I have read a Q & A you have answered on Mark 9 and found it really thorough and very interesting. The one thing I do not see is what the worm represents in this passage in Mark 9. It says “the worm never dies.” I have heard that it represents the eternal worm that basically torments you for eternity in hell. I haven’t been able to find an explanation for was the “worm” means. Would you be able to explain the best interpretation you know? Thank you very much. I really appreciate you. 

Response:

In Mark 9, we see Christ is simply citing the imagery in the very last verse of Isaiah:

  • 24 “And they will go out and look on the dead bodies of those who rebelled against me; the worms that eat them will not die, the fire that burns them will not be quenched, and they will be loathsome to all mankind.”

This image, if taken literally, describes the fate of those Jews who rebelled against Yahweh. Note what lasts and what doesn’t. The worms and the fire continue … but the people are now simply corpses. The rebels are not enduring ongoing torment. They’re simply dead. Malachi goes further–the wicked are reduced to “ashes under the soles of your feet.”

Note, too, who they are. Not generally ‘unbelievers’ or those who didn’t get with the program but specifically ‘rebels’ or in Malachi ‘the wicked.’ Their fate is literally to become “worm food.” Stark imagery.

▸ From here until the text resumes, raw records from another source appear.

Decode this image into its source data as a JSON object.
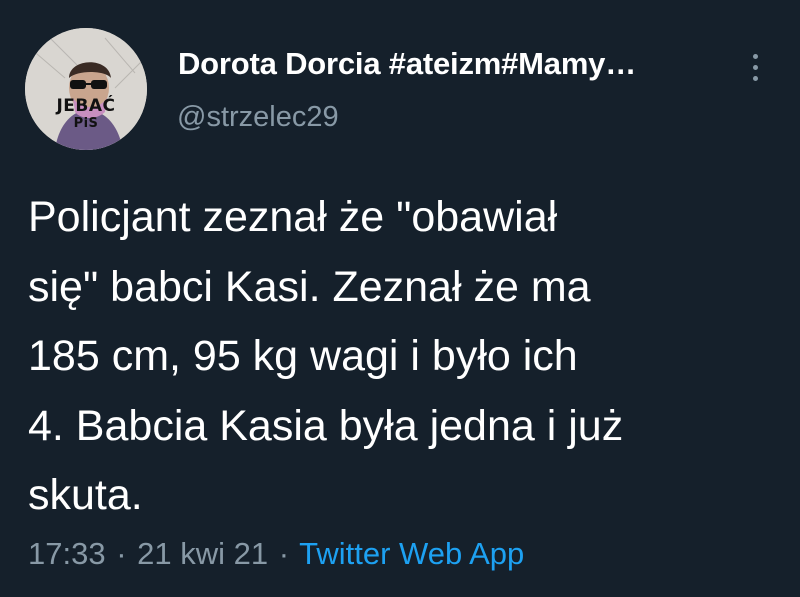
{
  "tweet": {
    "display_name": "Dorota Dorcia #ateizm#Mamy…",
    "handle": "@strzelec29",
    "avatar": {
      "text_line1": "JEBAĆ",
      "text_line2": "PiS"
    },
    "more_icon": "more-vertical-icon",
    "text_lines": [
      "Policjant zeznał że \"obawiał",
      "się\" babci Kasi. Zeznał że ma",
      "185 cm, 95 kg wagi i było ich",
      "4. Babcia Kasia była jedna i już",
      "skuta."
    ],
    "time": "17:33",
    "separator": "·",
    "date": "21 kwi 21",
    "source": "Twitter Web App"
  },
  "colors": {
    "background": "#15202b",
    "primary_text": "#ffffff",
    "secondary_text": "#8899a6",
    "link": "#1da1f2"
  }
}
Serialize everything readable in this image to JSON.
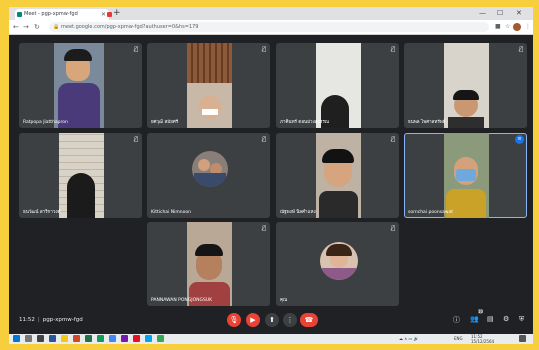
{
  "browser": {
    "tab_title": "Meet - pgp-xpmw-fgd",
    "url": "meet.google.com/pgp-xpmw-fgd?authuser=0&hs=179"
  },
  "participants": [
    {
      "name": "Ratpopa Jiatthapron",
      "muted": true,
      "speaking": false
    },
    {
      "name": "ยศวุฒิ สมัยศรี",
      "muted": true,
      "speaking": false
    },
    {
      "name": "ภาคินทร์ ดอนม่วงสุวรรณ",
      "muted": true,
      "speaking": false
    },
    {
      "name": "ธนพล ไพศาลทรัพย์",
      "muted": true,
      "speaking": false
    },
    {
      "name": "ธนวัฒน์ สาริกาวงศ์",
      "muted": true,
      "speaking": false
    },
    {
      "name": "Kittichai Nimnoon",
      "muted": true,
      "speaking": false
    },
    {
      "name": "ณัฐพงษ์ นิลคำแหง",
      "muted": true,
      "speaking": false
    },
    {
      "name": "sornchai poonsawat",
      "muted": false,
      "speaking": true
    },
    {
      "name": "PANNAWAN PONGJONGSUK",
      "muted": true,
      "speaking": false
    },
    {
      "name": "คุณ",
      "muted": true,
      "speaking": false
    }
  ],
  "meeting": {
    "time": "11:52",
    "code": "pgp-xpmw-fgd",
    "participant_count": "10"
  },
  "controls": {
    "mic_icon": "mic-off-icon",
    "camera_icon": "camera-off-icon",
    "present_icon": "present-icon",
    "more_icon": "more-vert-icon",
    "end_icon": "end-call-icon"
  },
  "taskbar": {
    "clock_time": "11:52",
    "clock_date": "15/12/2564",
    "lang": "ENG"
  },
  "colors": {
    "background": "#202124",
    "tile": "#3c4043",
    "end_call": "#ea4335",
    "speaking_outline": "#8ab4f8",
    "frame": "#f7cf3d"
  }
}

By the time of Christ and in the centuries thereafter, Jewish and Christian teachers learned to read such texts spiritually. But Christ’s own use in Mark 9 should surely be our guiding light. He’s the Word who rightly interprets the Scriptures. While elsewhere he reads such passages as warnings of Jerusalem’s destruction, here we have a spiritual reading of our “salting with fire” that Christ deems restorative (“good”), describes as internalized (“in you”) and calls for our participation (“make sure you have”). But he doesn’t say what the “worms” represent. 

Happily, those who came after him (such as Isaac of Nineveh) thought about this carefully and I find their proposals resonate with me. The worm, they said, is the worm of regret–our own conscience accusing us of the folly of turning from perfect Love. People experience the gnawing worm of the regret in this life and beat themselves up for the failures. Yet that never seems to free them. Addicts and abusers are continually afflicted by the condemning conscience–the worm never dies. But it also never heals. And until we surrender ourselves to perfect love, it is a relentless judge.

Isaac imagines that the worm of regret would follow us all the way into death and it is the accusing conscience, not Christ, that will judge us when the book of our lives is opened. BUT, Isaac knew the infinite love of God and was convinced that divine Love (Jesus Christ) always has the final word.  

Happily, the good news of Jesus Christ is that metanoia (turning back toward Love or humbling ourselves before Love) changes the situation. The last verse of Isaiah is not God’s last word. Rather, Christ’s death and resurrection become the new punchline, where corpses rise and worms wither because “I AM the resurrection and the life!” So, even in Mark 9, Christ begins to reframe Isaiah’s vision from a hopeless verdict into a restorative process and he will bring this work to completion on our behalf when he becomes the new Dawn of hope on Easter Sunday.